Alors que les usagers du vélo sont de plus en plus nombreux en raison de la crise sanitaire, les accidents mortels se multiplient en Ile-de-France. Militants et associatifs proposent de sécuriser les aménagements, de mettre des dispositifs anti-angle mort sur les poids lourds ou encore de développer la formation.
Jeudi 4 novembre au matin, un jeune parisien enfourche son vélo. Vers 8H45, il circule place de la République lorsqu’il est percuté par un camion de chantier. Les secours interviennent rapidement mais le cycliste décédera quelques heures plus tard à l'hôpital. Au moment de l’incident, le jeune homme se trouvait dans l’angle mort du conducteur, qui ne l’a tout simplement pas vu, rapporte Le Parisien.
“Il n’est pas acceptable pour nous, aujourd’hui, d’avoir dans des zones urbaines denses, des axes quasi autoroutiers où les angles morts ne sont pas protégés”,
déplore Stein van Oosteren, porte-parole du Collectif Vélo Île-de-France et auteur du livre Pourquoi pas le vélo.

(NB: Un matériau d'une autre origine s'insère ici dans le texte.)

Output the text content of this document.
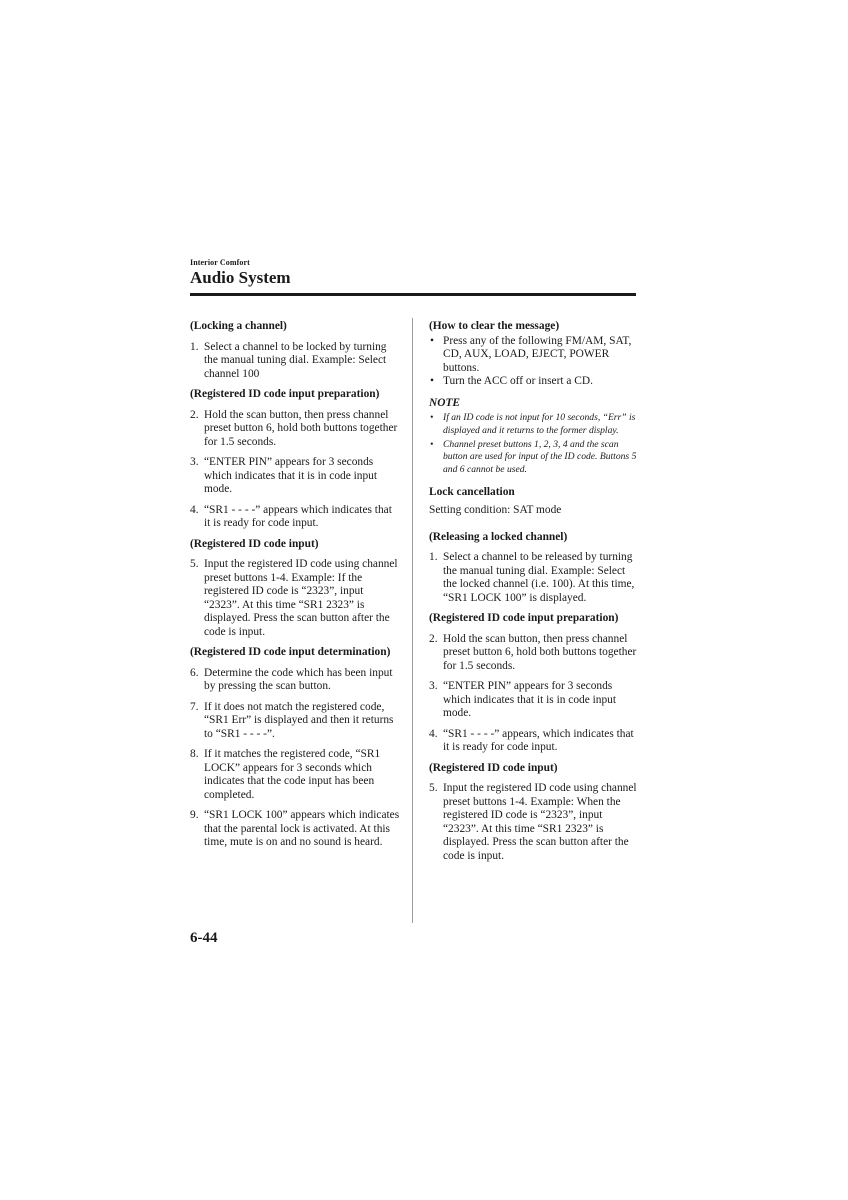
Interior Comfort
Audio System
(Locking a channel)
1. Select a channel to be locked by turning the manual tuning dial. Example: Select channel 100
(Registered ID code input preparation)
2. Hold the scan button, then press channel preset button 6, hold both buttons together for 1.5 seconds.
3. “ENTER PIN” appears for 3 seconds which indicates that it is in code input mode.
4. “SR1 - - - -” appears which indicates that it is ready for code input.
(Registered ID code input)
5. Input the registered ID code using channel preset buttons 1-4. Example: If the registered ID code is “2323”, input “2323”. At this time “SR1 2323” is displayed. Press the scan button after the code is input.
(Registered ID code input determination)
6. Determine the code which has been input by pressing the scan button.
7. If it does not match the registered code, “SR1 Err” is displayed and then it returns to “SR1 - - - -”.
8. If it matches the registered code, “SR1 LOCK” appears for 3 seconds which indicates that the code input has been completed.
9. “SR1 LOCK 100” appears which indicates that the parental lock is activated. At this time, mute is on and no sound is heard.
(How to clear the message)
• Press any of the following FM/AM, SAT, CD, AUX, LOAD, EJECT, POWER buttons.
• Turn the ACC off or insert a CD.
NOTE
•	If an ID code is not input for 10 seconds, “Err” is displayed and it returns to the former display.
•	Channel preset buttons 1, 2, 3, 4 and the scan button are used for input of the ID code. Buttons 5 and 6 cannot be used.
Lock cancellation
Setting condition: SAT mode
(Releasing a locked channel)
1. Select a channel to be released by turning the manual tuning dial. Example: Select the locked channel (i.e. 100). At this time, “SR1 LOCK 100” is displayed.
(Registered ID code input preparation)
2. Hold the scan button, then press channel preset button 6, hold both buttons together for 1.5 seconds.
3. “ENTER PIN” appears for 3 seconds which indicates that it is in code input mode.
4. “SR1 - - - -” appears, which indicates that it is ready for code input.
(Registered ID code input)
5. Input the registered ID code using channel preset buttons 1-4. Example: When the registered ID code is “2323”, input “2323”. At this time “SR1 2323” is displayed. Press the scan button after the code is input.
6-44
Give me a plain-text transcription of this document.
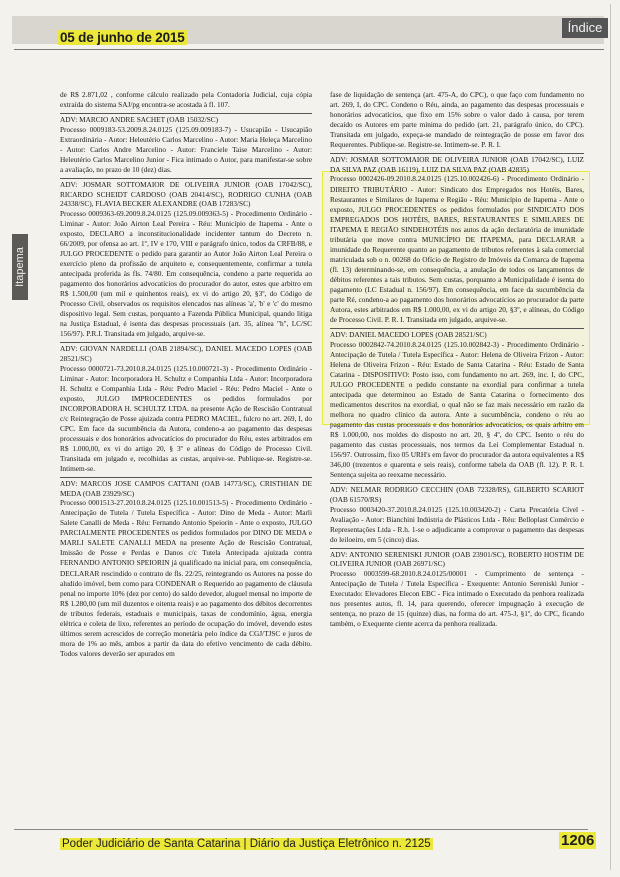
Índice
05 de junho de 2015
Itapema

de R$ 2.871,02 , conforme cálculo realizado pela Contadoria Judicial, cuja cópia extraída do sistema SAJ/pg encontra-se acostada à fl. 107.

ADV: MARCIO ANDRE SACHET (OAB 15032/SC)

Processo 0009183-53.2009.8.24.0125 (125.09.009183-7) - Usucapião - Usucapião Extraordinária - Autor: Heleutério Carlos Marcelino - Autor: Maria Heleça Marcelino - Autor: Carlos Andre Marcelino - Autor: Franciele Taise Marcelino - Autor: Heleutério Carlos Marcelino Junior - Fica intimado o Autor, para manifestar-se sobre a avaliação, no prazo de 10 (dez) dias.

ADV: JOSMAR SOTTOMAIOR DE OLIVEIRA JUNIOR (OAB 17042/SC), RICARDO SCHEIDT CARDOSO (OAB 20414/SC), RODRIGO CUNHA (OAB 24338/SC), FLAVIA BECKER ALEXANDRE (OAB 17283/SC)

Processo 0009363-69.2009.8.24.0125 (125.09.009363-5) - Procedimento Ordinário - Liminar - Autor: João Airton Leal Pereira - Réu: Município de Itapema - Ante o exposto, DECLARO a inconstitucionalidade incidenter tantum do Decreto n. 66/2009, por ofensa ao art. 1º, IV e 170, VIII e parágrafo único, todos da CRFB/88, e JULGO PROCEDENTE o pedido para garantir ao Autor João Airton Leal Pereira o exercício pleno da profissão de arquiteto e, consequentemente, confirmar a tutela antecipada proferida às fls. 74/80. Em consequência, condeno a parte requerida ao pagamento dos honorários advocatícios do procurador do autor, estes que arbitro em R$ 1.500,00 (um mil e quinhentos reais), ex vi do artigo 20, §3º, do Código de Processo Civil, observados os requisitos elencados nas alíneas 'a', 'b' e 'c' do mesmo dispositivo legal. Sem custas, porquanto a Fazenda Pública Municipal, quando litiga na Justiça Estadual, é isenta das despesas processuais (art. 35, alínea "h", LC/SC 156/97). P.R.I. Transitada em julgado, arquive-se.

ADV: GIOVAN NARDELLI (OAB 21894/SC), DANIEL MACEDO LOPES (OAB 28521/SC)

Processo 0000721-73.2010.8.24.0125 (125.10.000721-3) - Procedimento Ordinário - Liminar - Autor: Incorporadora H. Schultz e Companhia Ltda - Autor: Incorporadora H. Schultz e Companhia Ltda - Réu: Pedro Maciel - Réu: Pedro Maciel - Ante o exposto, JULGO IMPROCEDENTES os pedidos formulados por INCORPORADORA H. SCHULTZ LTDA. na presente Ação de Rescisão Contratual c/c Reintegração de Posse ajuizada contra PEDRO MACIEL, fulcro no art. 269, I, do CPC. Em face da sucumbência da Autora, condeno-a ao pagamento das despesas processuais e dos honorários advocatícios do procurador do Réu, estes arbitrados em R$ 1.000,00, ex vi do artigo 20, § 3º e alíneas do Código de Processo Civil. Transitada em julgado e, recolhidas as custas, arquive-se. Publique-se. Registre-se. Intimem-se.

ADV: MARCOS JOSE CAMPOS CATTANI (OAB 14773/SC), CRISTHIAN DE MEDA (OAB 23929/SC)

Processo 0001513-27.2010.8.24.0125 (125.10.001513-5) - Procedimento Ordinário - Antecipação de Tutela / Tutela Específica - Autor: Dino de Meda - Autor: Marli Salete Canalli de Meda - Réu: Fernando Antonio Speiorin - Ante o exposto, JULGO PARCIALMENTE PROCEDENTES os pedidos formulados por DINO DE MEDA e MARLI SALETE CANALLI MEDA na presente Ação de Rescisão Contratual, Imissão de Posse e Perdas e Danos c/c Tutela Antecipada ajuizada contra FERNANDO ANTONIO SPEIORIN já qualificado na inicial para, em consequência, DECLARAR rescindido o contrato de fls. 22/25, reintegrando os Autores na posse do aludido imóvel, bem como para CONDENAR o Requerido ao pagamento de cláusula penal no importe 10% (dez por cento) do saldo devedor, aluguel mensal no importe de R$ 1.280,00 (um mil duzentos e oitenta reais) e ao pagamento dos débitos decorrentes de tributos federais, estaduais e municipais, taxas de condomínio, água, energia elétrica e coleta de lixo, referentes ao período de ocupação do imóvel, devendo estes últimos serem acrescidos de correção monetária pelo índice da CGJ/TJSC e juros de mora de 1% ao mês, ambos a partir da data do efetivo vencimento de cada débito. Todos valores deverão ser apurados em

fase de liquidação de sentença (art. 475-A, do CPC), o que faço com fundamento no art. 269, I, do CPC. Condeno o Réu, ainda, ao pagamento das despesas processuais e honorários advocatícios, que fixo em 15% sobre o valor dado à causa, por terem decaído os Autores em parte mínima do pedido (art. 21, parágrafo único, do CPC). Transitada em julgado, expeça-se mandado de reintegração de posse em favor dos Requerentes. Publique-se. Registre-se. Intimem-se. P. R. I.

ADV: JOSMAR SOTTOMAIOR DE OLIVEIRA JUNIOR (OAB 17042/SC), LUIZ DA SILVA PAZ (OAB 16119), LUIZ DA SILVA PAZ (OAB 42835)

Processo 0002426-09.2010.8.24.0125 (125.10.002426-6) - Procedimento Ordinário - DIREITO TRIBUTÁRIO - Autor: Sindicato dos Empregados nos Hotéis, Bares, Restaurantes e Similares de Itapema e Região - Réu: Município de Itapema - Ante o exposto, JULGO PROCEDENTES os pedidos formulados por SINDICATO DOS EMPREGADOS DOS HOTÉIS, BARES, RESTAURANTES E SIMILARES DE ITAPEMA E REGIÃO SINDEHOTÉIS nos autos da ação declaratória de imunidade tributária que move contra MUNICÍPIO DE ITAPEMA, para DECLARAR a imunidade do Requerente quanto ao pagamento de tributos referentes à sala comercial matriculada sob o n. 00268 do Ofício de Registro de Imóveis da Comarca de Itapema (fl. 13) determinando-se, em consequência, a anulação de todos os lançamentos de débitos referentes a tais tributos. Sem custas, porquanto a Municipalidade é isenta do pagamento (LC Estadual n. 156/97). Em consequência, em face da sucumbência da parte Ré, condeno-a ao pagamento dos honorários advocatícios ao procurador da parte Autora, estes arbitrados em R$ 1.000,00, ex vi do artigo 20, §3º, e alíneas, do Código de Processo Civil. P. R. I. Transitada em julgado, arquive-se.

ADV: DANIEL MACEDO LOPES (OAB 28521/SC)

Processo 0002842-74.2010.8.24.0125 (125.10.002842-3) - Procedimento Ordinário - Antecipação de Tutela / Tutela Específica - Autor: Helena de Oliveira Frizon - Autor: Helena de Oliveira Frizon - Réu: Estado de Santa Catarina - Réu: Estado de Santa Catarina - DISPOSITIVO: Posto isso, com fundamento no art. 269, inc. I, do CPC, JULGO PROCEDENTE o pedido constante na exordial para confirmar a tutela antecipada que determinou ao Estado de Santa Catarina o fornecimento dos medicamentos descritos na exordial, o qual não se faz mais necessário em razão da melhora no quadro clínico da autora. Ante a sucumbência, condeno o réu ao pagamento das custas processuais e dos honorários advocatícios, os quais arbitro em R$ 1.000,00, nos moldes do disposto no art. 20, § 4º, do CPC. Isento o réu do pagamento das custas processuais, nos termos da Lei Complementar Estadual n. 156/97. Outrossim, fixo 05 URH's em favor do procurador da autora equivalentes a R$ 346,00 (trezentos e quarenta e seis reais), conforme tabela da OAB (fl. 12). P. R. I. Sentença sujeita ao reexame necessário.

ADV: NELMAR RODRIGO CECCHIN (OAB 72328/RS), GILBERTO SCARIOT (OAB 61570/RS)

Processo 0003420-37.2010.8.24.0125 (125.10.003420-2) - Carta Precatória Cível - Avaliação - Autor: Bianchini Indústria de Plásticos Ltda - Réu: Belloplast Comércio e Representações Ltda - R.h. 1-se o adjudicante a comprovar o pagamento das despesas do leiloeiro, em 5 (cinco) dias.

ADV: ANTONIO SERENISKI JUNIOR (OAB 23901/SC), ROBERTO HOSTIM DE OLIVEIRA JUNIOR (OAB 26971/SC)

Processo 0003599-68.2010.8.24.0125/00001 - Cumprimento de sentença - Antecipação de Tutela / Tutela Específica - Exequente: Antonio Sereniski Junior - Executado: Elevadores Elecon EBC - Fica intimado o Executado da penhora realizada nos presentes autos, fl. 14, para querendo, oferecer impugnação à execução de sentença, no prazo de 15 (quinze) dias, na forma do art. 475-J, §1º, do CPC, ficando também, o Exequente ciente acerca da penhora realizada.

Poder Judiciário de Santa Catarina | Diário da Justiça Eletrônico n. 2125	1206
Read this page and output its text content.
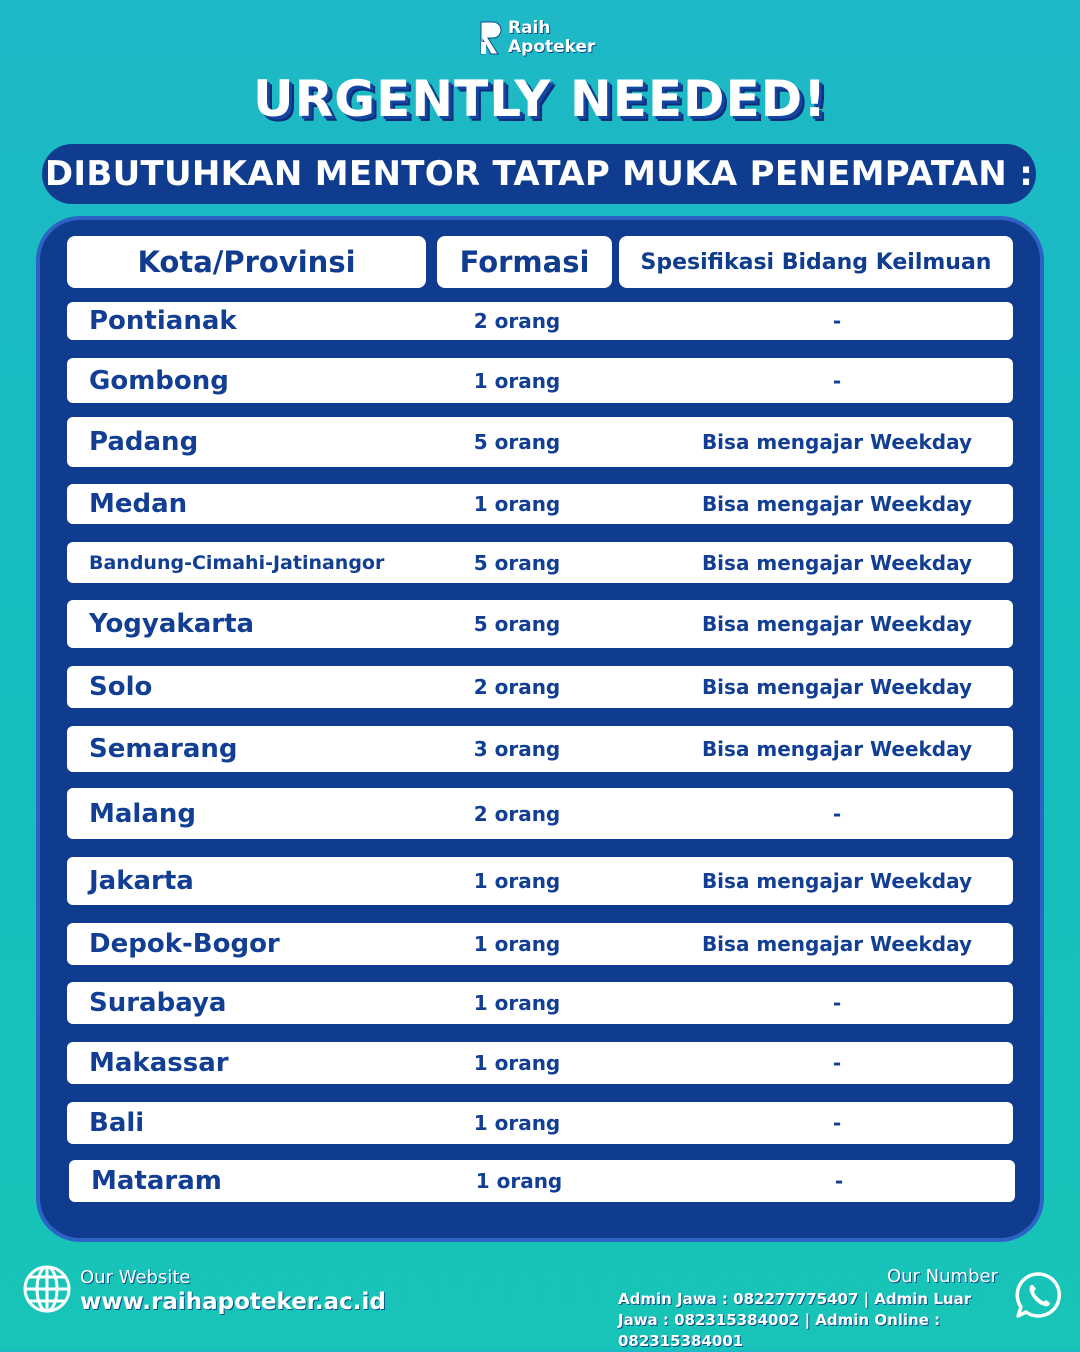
Raih
Apoteker
URGENTLY NEEDED!
DIBUTUHKAN MENTOR TATAP MUKA PENEMPATAN :
Kota/Provinsi	Formasi	Spesifikasi Bidang Keilmuan
Pontianak	2 orang	-
Gombong	1 orang	-
Padang	5 orang	Bisa mengajar Weekday
Medan	1 orang	Bisa mengajar Weekday
Bandung-Cimahi-Jatinangor	5 orang	Bisa mengajar Weekday
Yogyakarta	5 orang	Bisa mengajar Weekday
Solo	2 orang	Bisa mengajar Weekday
Semarang	3 orang	Bisa mengajar Weekday
Malang	2 orang	-
Jakarta	1 orang	Bisa mengajar Weekday
Depok-Bogor	1 orang	Bisa mengajar Weekday
Surabaya	1 orang	-
Makassar	1 orang	-
Bali	1 orang	-
Mataram	1 orang	-
Our Website
www.raihapoteker.ac.id
Our Number
Admin Jawa : 082277775407 | Admin Luar Jawa : 082315384002 | Admin Online : 082315384001
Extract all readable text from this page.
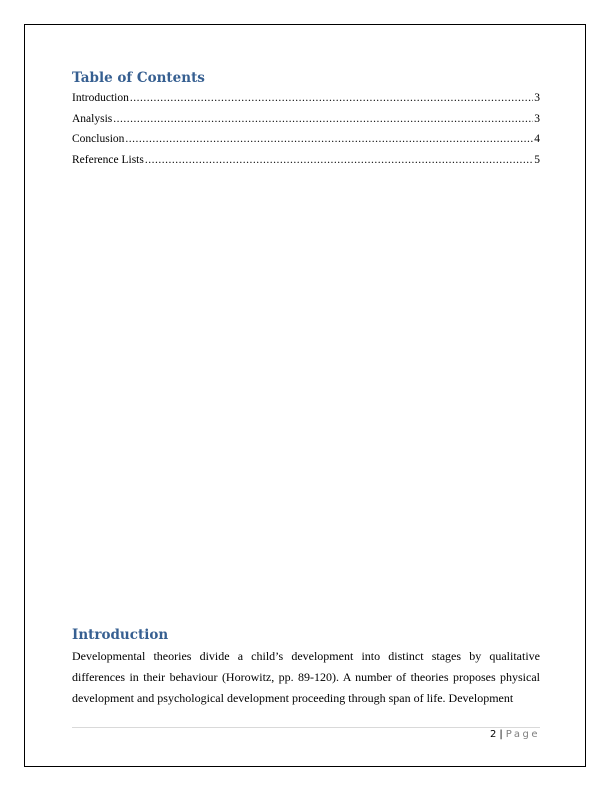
Table of Contents
Introduction .....	3
Analysis .....	3
Conclusion .....	4
Reference Lists .....	5
Introduction

Developmental theories divide a child’s development into distinct stages by qualitative differences in their behaviour (Horowitz, pp. 89-120). A number of theories proposes physical development and psychological development proceeding through span of life. Development

2 | Page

Développer les aménagements
Alors que les automobilistes représentent un danger pour les cyclistes, il apparaît essentiel de repenser ce qui les met en contact, c’est-à-dire, l’aménagement. Stein van Oosteren souhaite ainsi que des carrefours dits “à la hollandaise” soient aménagés pour sécuriser les usagers du vélo.
Sur ces espaces, des ilôts en amande sont installés dans les coins. L’objectif est de forcer les automobilistes à changer leur trajectoire et à ralentir : “Cela oblige les voitures à contourner (les îlots ndlr) et à bien voir le cycliste, ça crée de la covisibilité”, explique-t-il.
En France, la mortalité des usagers du vélo est en augmentation. En octobre 2021, 27 cyclistes sont décédés, soit 11 de plus par rapport à octobre 2019, d’après les derniers chiffres de la sécurité routière. “Il y a plus d’accidents car il y a de plus en plus de vélos. Nous ne sommes pas en train d’assister à une pratique plus dangereuse mais beaucoup de ces incidents seraient évitables si l’on aménageait notre espace différemment”, martèle Stein van Oosteren.
Selon lui, il est impératif d’instaurer des caméras anti-angle mort sur les poids lourds, d’interdire leur circulation en fonction des heures à proximité de certaines zones comme les écoles ou encore de développer des aménagements, à l’instar des carrefours à la hollandaise, qu’il définit comme des infrastructures “pardonnantes” (forgiving infrastructures) : “On considère que les usagers ne sont pas parfaits, ni les cyclistes, ni les automobilistes et ils faut les aider à ne pas se faire mal.”
L’aspect “fondamental” de la formation trop souvent négligé
Si aménager la ville pour garantir la sécurité des cyclistes semble indispensable, la formation, parfois délaissée par les pouvoirs publics, a aussi un rôle à jouer.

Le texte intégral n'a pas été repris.